Midday Matinee is our people watching, people doing and people being feature. Join the Woodland Creatures for an afternoon break.
I played bridge with 11 other women the other day. I will be 64 in December and one of the women is a contemporary. The others are old enough to be my mother.
A couple of them are excellent bridge players and some defy description. They have such a shared history and a shared love of the game and each other that they table talk in ways that would make most even mildly serious bridge players cringe. You don’t have to have ever played bridge to relate to what follows.
Those who are older have many new hips and knees amongst them. There are three breast cancer survivors, one who had polio early in life and the aftershocks are quite visible, several have pacemakers, two use walkers and others hobble along with their canes. Several wear hearing aids and I wish that more of them would acknowledge that they need them. I am taking mental notes as I watch these women who have all grown up and grown old together. They shout with love at the one who forgot her hearing aid.
They ask about the various physical therapists they have seen and how ‘good’ or helpful they are. They pass on rumors about not eating broccoli if you have a heart problem and someone else says, “That’s just a crock. You should be talking to your doctor and not listening to us.” They laugh at each other and with each other and they are all long lived.
So one thing that no one tells anyone else about growing older is that your sense of smell diminishes. I read AARP and I have not read about this problem. I have however personally experienced it. I hated it when magazines advertised perfumes and when I unwrapped the latest copy some scent assailed me. I would sneeze a lot. I would find the offending pages and tear them out.
I am here to tell you that older people lose their sense of smell.
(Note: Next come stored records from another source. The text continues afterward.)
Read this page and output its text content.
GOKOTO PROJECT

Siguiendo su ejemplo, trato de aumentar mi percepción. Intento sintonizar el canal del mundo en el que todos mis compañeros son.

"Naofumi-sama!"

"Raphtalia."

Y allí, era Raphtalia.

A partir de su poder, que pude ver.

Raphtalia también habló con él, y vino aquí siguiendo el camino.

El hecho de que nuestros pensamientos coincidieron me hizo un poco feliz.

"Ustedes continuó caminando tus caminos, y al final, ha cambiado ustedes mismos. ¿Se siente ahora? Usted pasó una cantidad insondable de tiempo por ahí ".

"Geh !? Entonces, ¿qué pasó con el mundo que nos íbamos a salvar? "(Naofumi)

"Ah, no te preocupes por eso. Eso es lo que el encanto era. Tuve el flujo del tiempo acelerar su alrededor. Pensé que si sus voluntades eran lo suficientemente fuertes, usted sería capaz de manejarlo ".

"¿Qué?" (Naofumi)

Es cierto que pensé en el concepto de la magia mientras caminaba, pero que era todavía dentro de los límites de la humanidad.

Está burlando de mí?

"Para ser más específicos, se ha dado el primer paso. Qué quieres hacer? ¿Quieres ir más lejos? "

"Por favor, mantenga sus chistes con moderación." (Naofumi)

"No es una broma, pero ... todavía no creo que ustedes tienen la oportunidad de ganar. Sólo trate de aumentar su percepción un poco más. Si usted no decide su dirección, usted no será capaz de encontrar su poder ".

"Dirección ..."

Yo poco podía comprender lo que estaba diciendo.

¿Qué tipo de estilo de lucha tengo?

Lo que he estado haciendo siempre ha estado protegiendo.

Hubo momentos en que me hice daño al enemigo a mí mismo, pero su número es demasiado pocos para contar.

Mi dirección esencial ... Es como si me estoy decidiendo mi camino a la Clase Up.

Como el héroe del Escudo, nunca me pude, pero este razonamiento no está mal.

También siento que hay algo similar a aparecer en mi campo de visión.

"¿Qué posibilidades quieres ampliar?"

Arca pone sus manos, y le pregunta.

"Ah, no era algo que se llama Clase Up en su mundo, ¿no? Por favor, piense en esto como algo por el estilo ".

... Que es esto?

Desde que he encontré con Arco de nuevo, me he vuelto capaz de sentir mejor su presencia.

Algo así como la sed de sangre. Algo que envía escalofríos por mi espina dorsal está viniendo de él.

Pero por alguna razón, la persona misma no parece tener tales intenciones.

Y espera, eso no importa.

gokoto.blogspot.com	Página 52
These wonderful and very courageous women have liberally doused themselves with so much and so many perfumes that I had to go to the ladies room to finish sneezing. I ran into my contemporary who was apparently having the same reaction. Both of us find much to admire in our fellow bridge players and the two of us could not imagine a way to let them know that the overpowering use of perfume had chased us away for a moment.
The last time this happened to me was when my sons were teenagers and out to impress the girls. I had read that teenage boys did not have sensitive noses and that at that age they thought that more was better. I sent one of them back upstairs to shower and start over. I told him that if his goal was to attract a girl he had missed by a mile. I told him that he had so much after shave on (through my sneezes) that he was having the exact opposite effect of what he intended. This was an easy conversation with my son and I hope he learned.
I can’t imagine saying the same sort of thing to the bridge playing women, so I am sharing it with you. Lots of things “go out” as we age. A sense of smell has to be one of the under-reported ones. So please just squirt once and be done with the perfume or aftershave. And thanks for reading.